There is a chance to gain an impressive increase in the amount of your loan if you provide careful documentation of your income. It is crucial to be aware of the source for each portion of your earnings since mortgage lenders examine each source in a different way – for instance, many lenders will only look at the 50% of your annual bonuses.
Affordability
Your financial capacity is determined by analyzing your current earnings and subtracting your expenses. This is crucial in the case of remortgages as well as second mortgages because you’ll be taking on the burden of financial responsibility over your current situation.
The mortgage lender must be responsible and want to verify affordability prior to they will consider increasing the amount of any existing mortgage , or considering you for a new one. Simply put, if don’t prove you can pay for the additional cost the application is likely to be denied.
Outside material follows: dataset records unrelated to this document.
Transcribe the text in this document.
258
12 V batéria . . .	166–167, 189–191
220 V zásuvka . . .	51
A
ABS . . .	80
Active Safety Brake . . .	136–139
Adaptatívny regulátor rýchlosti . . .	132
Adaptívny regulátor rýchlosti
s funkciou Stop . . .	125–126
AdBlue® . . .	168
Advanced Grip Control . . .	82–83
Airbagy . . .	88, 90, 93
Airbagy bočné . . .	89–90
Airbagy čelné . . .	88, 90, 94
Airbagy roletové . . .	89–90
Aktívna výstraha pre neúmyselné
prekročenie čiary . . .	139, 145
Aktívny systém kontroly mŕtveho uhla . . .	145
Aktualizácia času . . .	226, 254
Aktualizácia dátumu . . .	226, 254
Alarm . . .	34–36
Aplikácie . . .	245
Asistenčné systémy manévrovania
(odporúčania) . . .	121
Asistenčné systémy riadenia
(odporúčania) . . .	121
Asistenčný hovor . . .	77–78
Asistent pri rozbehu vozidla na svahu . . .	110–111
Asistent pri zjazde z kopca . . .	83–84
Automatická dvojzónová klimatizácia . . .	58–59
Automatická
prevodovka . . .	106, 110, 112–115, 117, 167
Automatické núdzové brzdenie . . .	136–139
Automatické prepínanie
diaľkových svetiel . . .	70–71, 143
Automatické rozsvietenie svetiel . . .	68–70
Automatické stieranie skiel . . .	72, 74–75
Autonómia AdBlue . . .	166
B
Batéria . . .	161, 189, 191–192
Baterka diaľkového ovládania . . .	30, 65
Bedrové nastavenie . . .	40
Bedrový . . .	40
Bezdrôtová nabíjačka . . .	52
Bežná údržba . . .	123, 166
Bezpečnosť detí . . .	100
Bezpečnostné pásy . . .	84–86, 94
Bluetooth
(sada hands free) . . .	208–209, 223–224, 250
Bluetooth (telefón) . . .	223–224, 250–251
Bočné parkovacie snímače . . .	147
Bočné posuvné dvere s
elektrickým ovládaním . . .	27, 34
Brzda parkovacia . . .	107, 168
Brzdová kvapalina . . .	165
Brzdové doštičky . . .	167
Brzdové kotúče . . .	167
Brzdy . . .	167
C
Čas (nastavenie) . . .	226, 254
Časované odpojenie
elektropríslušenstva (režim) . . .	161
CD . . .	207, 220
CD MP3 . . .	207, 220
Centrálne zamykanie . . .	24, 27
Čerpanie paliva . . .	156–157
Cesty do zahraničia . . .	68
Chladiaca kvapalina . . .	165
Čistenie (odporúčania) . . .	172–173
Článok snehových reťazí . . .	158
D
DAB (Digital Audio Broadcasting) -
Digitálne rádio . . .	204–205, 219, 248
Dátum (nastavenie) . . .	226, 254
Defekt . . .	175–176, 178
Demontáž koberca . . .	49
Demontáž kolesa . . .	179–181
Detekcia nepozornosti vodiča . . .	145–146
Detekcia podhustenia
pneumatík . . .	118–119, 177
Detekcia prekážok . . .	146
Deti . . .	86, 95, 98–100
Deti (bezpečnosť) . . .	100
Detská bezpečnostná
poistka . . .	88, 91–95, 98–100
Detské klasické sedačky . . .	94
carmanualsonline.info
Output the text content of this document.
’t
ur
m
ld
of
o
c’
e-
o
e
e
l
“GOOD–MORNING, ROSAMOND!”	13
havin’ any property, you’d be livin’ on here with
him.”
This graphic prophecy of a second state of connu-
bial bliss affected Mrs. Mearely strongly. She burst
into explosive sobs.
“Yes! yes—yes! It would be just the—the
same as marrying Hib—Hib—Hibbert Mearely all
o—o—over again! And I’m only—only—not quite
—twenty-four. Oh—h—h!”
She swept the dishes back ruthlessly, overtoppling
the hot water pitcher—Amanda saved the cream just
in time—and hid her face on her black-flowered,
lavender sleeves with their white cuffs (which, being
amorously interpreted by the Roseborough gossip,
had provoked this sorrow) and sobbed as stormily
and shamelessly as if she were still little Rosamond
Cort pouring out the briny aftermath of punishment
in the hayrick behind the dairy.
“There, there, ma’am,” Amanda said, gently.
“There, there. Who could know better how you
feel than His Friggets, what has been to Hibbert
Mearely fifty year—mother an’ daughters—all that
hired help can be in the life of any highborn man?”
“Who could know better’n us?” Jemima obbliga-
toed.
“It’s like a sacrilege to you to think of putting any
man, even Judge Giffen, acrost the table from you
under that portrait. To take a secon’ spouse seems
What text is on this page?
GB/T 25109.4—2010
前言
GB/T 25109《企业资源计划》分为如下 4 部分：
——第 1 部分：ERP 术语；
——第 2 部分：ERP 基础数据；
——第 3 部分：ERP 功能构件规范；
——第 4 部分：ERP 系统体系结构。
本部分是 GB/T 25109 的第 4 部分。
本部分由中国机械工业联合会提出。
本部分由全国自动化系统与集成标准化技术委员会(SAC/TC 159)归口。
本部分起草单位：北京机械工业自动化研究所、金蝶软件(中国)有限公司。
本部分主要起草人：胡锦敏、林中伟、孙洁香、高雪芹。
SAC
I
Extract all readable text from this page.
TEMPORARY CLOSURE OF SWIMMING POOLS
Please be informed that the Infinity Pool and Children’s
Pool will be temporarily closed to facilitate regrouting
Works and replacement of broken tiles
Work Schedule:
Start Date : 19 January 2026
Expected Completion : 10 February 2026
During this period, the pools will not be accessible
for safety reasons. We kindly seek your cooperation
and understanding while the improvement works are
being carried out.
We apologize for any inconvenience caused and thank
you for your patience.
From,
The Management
Remortgaging may come with costs – there’s the fees for the lawyer and the agent to take into consideration, but perhaps most importantly , if you’re attempting to repay your mortgage from an earlier date as part of a refinancing plan, you’re likely to be charged early repayment fees.
It is essential to include the cost of these expenses into your plans Our remortgage experts can be of assistance.
With years of expertise, we’re able to examine your costs in detail and recommend solutions that reduce them and help keep costs down in the event that you decide to pursue the possibility of a second mortgage at a later date in the contract.